Efforts are currently being made to improve the effectiveness and quality of informed consent (29), e.g. development of a model consent document in cancer clinical trials with relevant and understandable information (30), implication of non-physician personnel in the informed consent process, such as nurses (31). Jimison et al. (32) adapted a structured multimedia informed consent system for clinical trials involving patients with potential cognitive impairment (depression, breast cancer, schizophrenia). Nevertheless, the provision of clear and accurate patient information is important, but this alone will not ensure consistent interpretation of concepts such as randomization (13). A high level of reading skill and comprehension is still necessary to understand and complete most consent forms that are required for participation in clinical research studies (27). And fully informed consent for all patients is an unobtainable ideal (14).
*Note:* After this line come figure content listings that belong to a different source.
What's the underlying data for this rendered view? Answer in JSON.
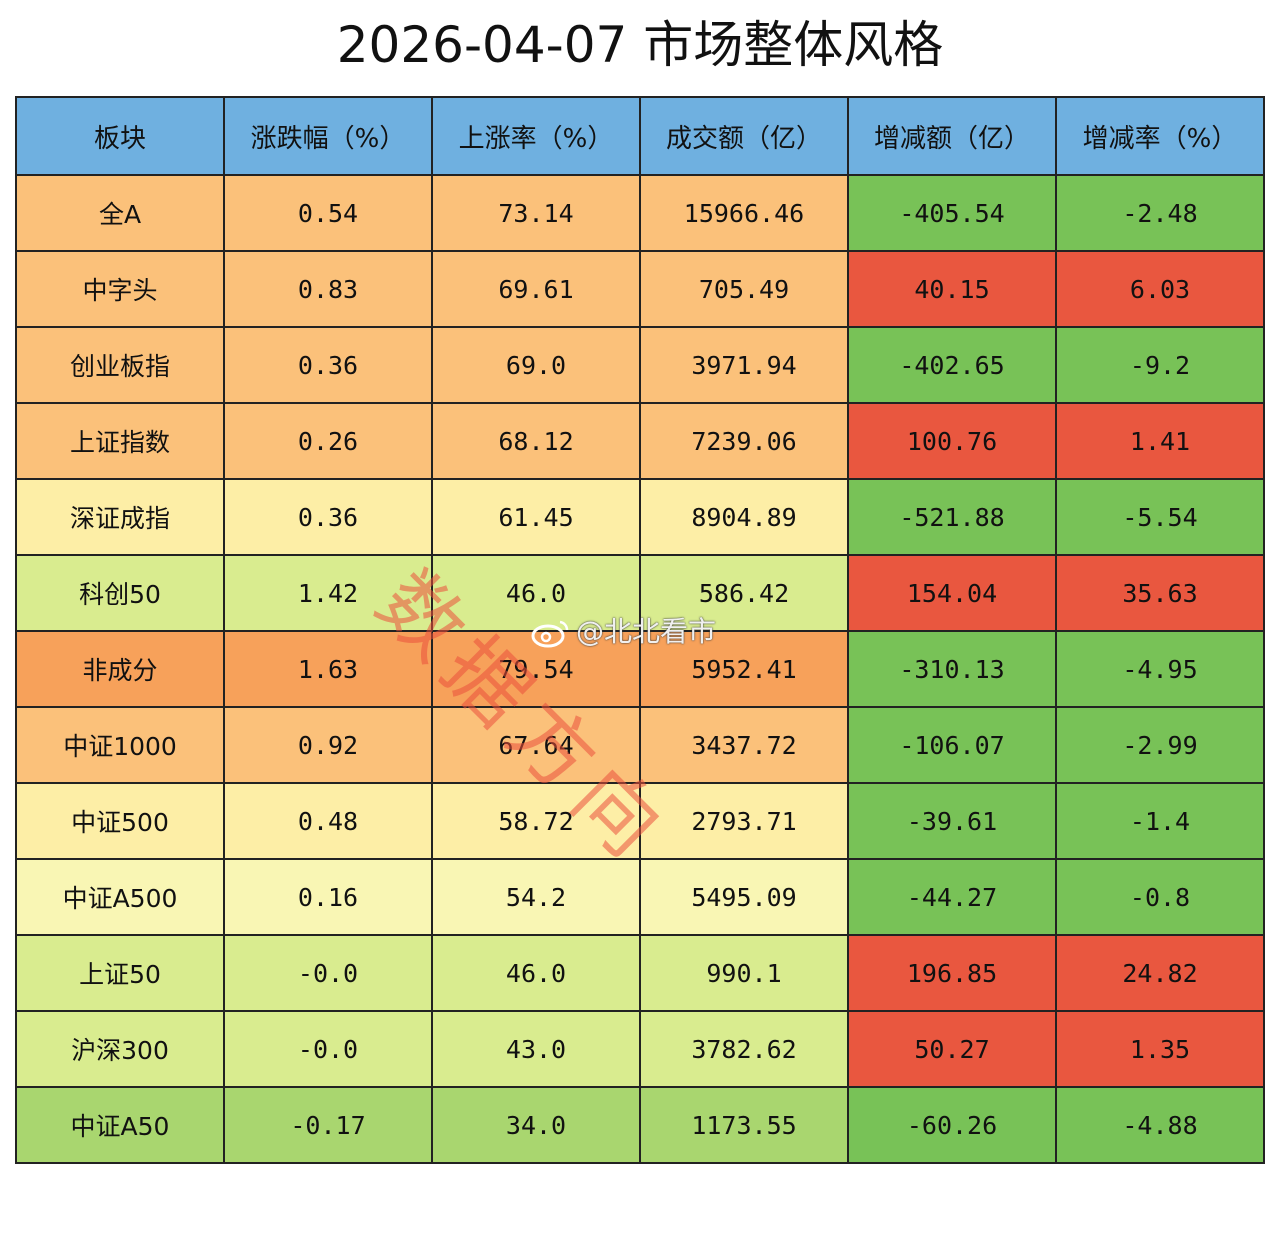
{
  "title": "2026-04-07 市场整体风格",
  "colors": {
    "header_bg": "#6fb0e0",
    "positive_red": "#e9573f",
    "negative_green": "#78c257",
    "orange_dark": "#f7a15a",
    "orange": "#fbc17a",
    "light_yellow": "#fdeea6",
    "pale_yellow": "#f9f6b4",
    "light_green": "#d9ec8f",
    "green": "#a9d66f"
  },
  "chart_data": {
    "type": "table",
    "title": "2026-04-07 市场整体风格",
    "columns": [
      "板块",
      "涨跌幅（%）",
      "上涨率（%）",
      "成交额（亿）",
      "增减额（亿）",
      "增减率（%）"
    ],
    "rows": [
      [
        "全A",
        "0.54",
        "73.14",
        "15966.46",
        "-405.54",
        "-2.48"
      ],
      [
        "中字头",
        "0.83",
        "69.61",
        "705.49",
        "40.15",
        "6.03"
      ],
      [
        "创业板指",
        "0.36",
        "69.0",
        "3971.94",
        "-402.65",
        "-9.2"
      ],
      [
        "上证指数",
        "0.26",
        "68.12",
        "7239.06",
        "100.76",
        "1.41"
      ],
      [
        "深证成指",
        "0.36",
        "61.45",
        "8904.89",
        "-521.88",
        "-5.54"
      ],
      [
        "科创50",
        "1.42",
        "46.0",
        "586.42",
        "154.04",
        "35.63"
      ],
      [
        "非成分",
        "1.63",
        "79.54",
        "5952.41",
        "-310.13",
        "-4.95"
      ],
      [
        "中证1000",
        "0.92",
        "67.64",
        "3437.72",
        "-106.07",
        "-2.99"
      ],
      [
        "中证500",
        "0.48",
        "58.72",
        "2793.71",
        "-39.61",
        "-1.4"
      ],
      [
        "中证A500",
        "0.16",
        "54.2",
        "5495.09",
        "-44.27",
        "-0.8"
      ],
      [
        "上证50",
        "-0.0",
        "46.0",
        "990.1",
        "196.85",
        "24.82"
      ],
      [
        "沪深300",
        "-0.0",
        "43.0",
        "3782.62",
        "50.27",
        "1.35"
      ],
      [
        "中证A50",
        "-0.17",
        "34.0",
        "1173.55",
        "-60.26",
        "-4.88"
      ]
    ],
    "row_colors": [
      "#fbc17a",
      "#fbc17a",
      "#fbc17a",
      "#fbc17a",
      "#fdeea6",
      "#d9ec8f",
      "#f7a15a",
      "#fbc17a",
      "#fdeea6",
      "#f9f6b4",
      "#d9ec8f",
      "#d9ec8f",
      "#a9d66f"
    ]
  },
  "watermark": {
    "diagonal_text": "数据方向",
    "handle": "@北北看市"
  }
}
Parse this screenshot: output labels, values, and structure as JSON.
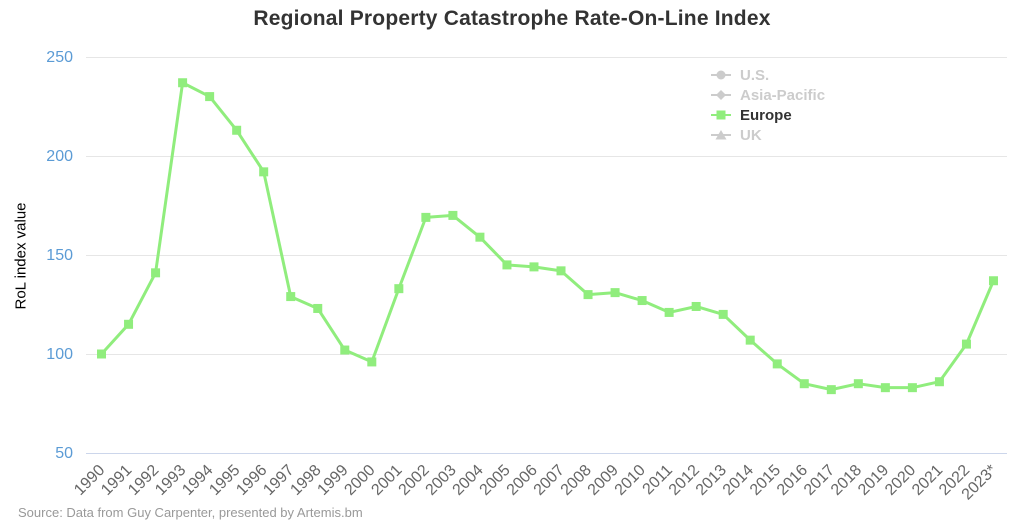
{
  "title": "Regional Property Catastrophe Rate-On-Line Index",
  "source": "Source: Data from Guy Carpenter, presented by Artemis.bm",
  "colors": {
    "series_green": "#90ed7d",
    "axis_blue": "#5b9bd5",
    "grid": "#e6e6e6",
    "axis_line": "#ccd6eb",
    "disabled": "#cccccc",
    "title_color": "#333333",
    "xlabel_gray": "#666666",
    "source_gray": "#999999"
  },
  "legend": [
    {
      "label": "U.S.",
      "marker": "circle-icon",
      "enabled": false
    },
    {
      "label": "Asia-Pacific",
      "marker": "diamond-icon",
      "enabled": false
    },
    {
      "label": "Europe",
      "marker": "square-icon",
      "enabled": true,
      "color": "#90ed7d"
    },
    {
      "label": "UK",
      "marker": "triangle-icon",
      "enabled": false
    }
  ],
  "chart_data": {
    "type": "line",
    "title": "Regional Property Catastrophe Rate-On-Line Index",
    "xlabel": "",
    "ylabel": "RoL index value",
    "ylim": [
      50,
      250
    ],
    "yticks": [
      50,
      100,
      150,
      200,
      250
    ],
    "grid": true,
    "legend_position": "top-right",
    "categories": [
      "1990",
      "1991",
      "1992",
      "1993",
      "1994",
      "1995",
      "1996",
      "1997",
      "1998",
      "1999",
      "2000",
      "2001",
      "2002",
      "2003",
      "2004",
      "2005",
      "2006",
      "2007",
      "2008",
      "2009",
      "2010",
      "2011",
      "2012",
      "2013",
      "2014",
      "2015",
      "2016",
      "2017",
      "2018",
      "2019",
      "2020",
      "2021",
      "2022",
      "2023*"
    ],
    "series": [
      {
        "name": "Europe",
        "color": "#90ed7d",
        "marker": "square",
        "values": [
          100,
          115,
          141,
          237,
          230,
          213,
          192,
          129,
          123,
          102,
          96,
          133,
          169,
          170,
          159,
          145,
          144,
          142,
          130,
          131,
          127,
          121,
          124,
          120,
          107,
          95,
          85,
          82,
          85,
          83,
          83,
          86,
          105,
          137
        ]
      }
    ]
  }
}
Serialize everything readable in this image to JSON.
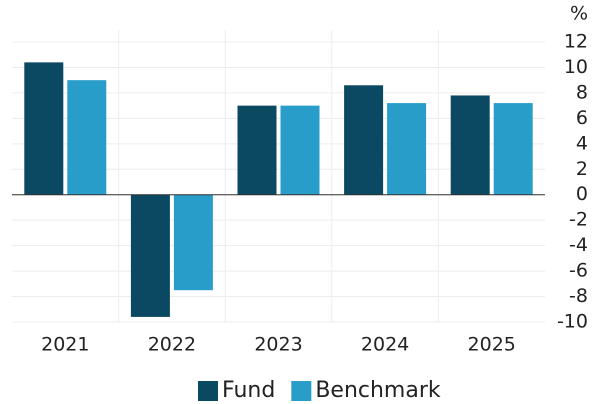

Whatever the difficulties, not to correctly inform a patient is not only unethical (33), it is the best way of increasing the risks of patients withdrawing or being lost to follow-up, which can be detrimental to the results of the trial. The simpler the protocol, the fewer the constraints and the more effective the drug, the easier it will be to obtain the informed consent.
Subjects must also be informed about their right to strict confidentiality of their data collected during a clinical trial, which can only be reviewed by investigators, sponsors or regulatory authorities. This is particularly true for the genetic information collected during clinical trials.